Never say, “Never again!”

“Never again!”  I’ve said that loads of times.  I’ve said it at Christmas when I’ve watched the same movie for the umpteenth time; I’ve said it every single time I’ve driven down south on holiday and been stuck in traffic jams, and I’ve said it way too many times when deciding that I should give up eating cheesecake.  But one, “never again” promise that I have kept for over 40 years so far is to never again do the Lyke Wake Walk. 

To be honest, keeping that promise has been a piece of cake (not cheesecake you understand; oh go on then, but this is definitely my last).  The Lyke Wake Walk is a west-east crossing of the North York Moors, or east-west if you prefer, or both if you are super human, lost or mad.  My only crossing was back in the 70s as part of a sponsored walk with a Tae Kwondo club. My preparation was two hours sleep and a belly full of “stodgy mush” (my Dad’s term for the congealed lump of Weetabix, Cornflakes and warm milk that I ate by the bucketful as a teenager) and my sustenance for the route was half a bag of butties and a pack of glucose sweets. 

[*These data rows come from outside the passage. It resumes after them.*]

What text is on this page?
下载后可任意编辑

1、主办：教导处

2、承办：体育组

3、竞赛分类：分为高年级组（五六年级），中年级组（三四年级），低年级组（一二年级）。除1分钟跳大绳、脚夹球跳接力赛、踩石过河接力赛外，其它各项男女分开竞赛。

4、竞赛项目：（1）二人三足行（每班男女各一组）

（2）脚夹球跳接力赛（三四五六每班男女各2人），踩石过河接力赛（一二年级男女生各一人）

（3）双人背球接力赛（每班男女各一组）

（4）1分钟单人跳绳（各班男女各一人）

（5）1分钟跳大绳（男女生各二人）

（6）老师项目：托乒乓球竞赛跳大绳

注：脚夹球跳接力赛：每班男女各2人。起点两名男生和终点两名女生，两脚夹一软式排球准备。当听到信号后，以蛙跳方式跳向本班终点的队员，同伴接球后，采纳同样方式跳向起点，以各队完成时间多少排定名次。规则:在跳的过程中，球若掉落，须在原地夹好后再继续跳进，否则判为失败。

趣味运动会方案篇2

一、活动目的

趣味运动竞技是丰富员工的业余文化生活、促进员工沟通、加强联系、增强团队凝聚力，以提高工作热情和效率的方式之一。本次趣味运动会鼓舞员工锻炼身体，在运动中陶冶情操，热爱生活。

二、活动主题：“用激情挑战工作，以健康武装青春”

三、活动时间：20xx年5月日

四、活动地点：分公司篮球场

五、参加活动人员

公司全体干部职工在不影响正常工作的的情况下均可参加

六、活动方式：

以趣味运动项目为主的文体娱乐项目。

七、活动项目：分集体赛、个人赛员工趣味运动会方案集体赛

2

Its 42 miles in total; back then we were told it was 44 but it was a long time ago, maybe the tectonic plates have moved a little closer in the meantime.  For our attempt we’d divided the route into four sections.  The first, what would have been easily the most attractive section, out of Osmotherley and over Carlton Bank and “The Three Sisters”, was done in the pitch dark.   At the end of the second section I had what so far has been my only out of body experience.  The third was a soul-sickening shuffle over miles of burnt heather and grey soil, as dreadful a landscape as I’ve ever encountered.  I started the last section out of butties and down to my last three glucose sweets and by the end I swore that I would only do it again if someone’s life depended on it (and then only if it was mine!)

Why would anyone do this bit in the dark (Photo by Paul Robertson)

The Lyke Wake Walk was thought up by the late Bill Cowley who organised the first crossing of the now classic route back in 1955.  Its name reflects the Lyke Wake Dirge, an ancient North Yorkshire song describing the soul’s passing from this life to the next, with the Lyke being the corpse. “When thoo fra hence away art passed, Ivvery neet an all, Ti Whinny Moor thoo cums at last, An Christ tak up thy saul.”

I was amazed to think, as we were led to believe at the time, that anyone could have carried a coffin the distance we had stumbled to the end of, ladened as we were merely with half a loaf of bread and a flask but in reality they probably never did.  Nevertheless the North York Moors are one big cemetery.  The high points of the moors are covered in bronze-age burial mounds, about 3,000 in all and notable ones such as Shunner Howe and Jugger Howe solemnly mark the route. 

The aim of the walk is to do the crossing in 24 hours, which in the early days would have been much harder as it meant plowing your own furrow through the heather and one bit of heather can look much like another.  These days the tracks have been well worn by legions of dirgers and witches, as men and women Lyke Wake Walkers were traditionally known and crossings tend to be a bit quicker.  It had taken us a good 14 hours by the time we fell together in a heap near the Ravenscar hotel.  Not a bad time but we couldn’t have crossed any faster.  Some do though; some people actually run it!   

A dirger and a witch (photo by Mark Robinson)

In order to cater for this very select sub-set of humanity, each year the Quakers Running Club organises the Lyke Wake Challenge.  It’s essentially the same as the Lyke Wake Walk, only quicker; 12 hours quicker.  The Challenge, in July each year, is open to anyone who thinks that they can run across an entire National Park in 12 hours or less.  Participants have their start times staggered so that they should all finish at roughly the same time.  Those who reckon on needing the full 12 hours will be set off at 4.15am (I’m probably not doing that good a job of selling this).  The fastest runners get to lie in until 10am but only if they are confident that they can do it in six hours (I’m probably not making that sound a whole lot better, am I?).  On the positive side there are marshalling points every few miles where it is simply impossible to drink too much coke or eat too many jelly babies. 

They don’t all make it (photo by Mark Robinson)

There are of course many other positives.  I will have painted too grim a picture; I did it following the hellish moorland fires of the scorching summer of ’76 that cremated the heather and burnt the peat to its core; it felt like a wake for the moor itself.  Forty years on, the Moors are famously beautiful again; gentle ripples of hills like someone had dropped a small pebble into molten rock, with valleys flowing like raindrops down a window.  This is the largest expanse of heather moor in England.  In spring the calls of curlew and lapwing both haunt and cheer the soul and in August the Moors are regally draped in purple and smell of honey.  Look to the horizon and the Moors don’t ever seem to stop, they just become either sea or sky.  This is a fine place just to sit and to be but I’ve always felt that it’s when you run through somewhere that you become part of the scenery itself.  So maybe I should try it again, only this time a bit quicker and just maybe you should never say, “never again!”, especially if your name’s Bond.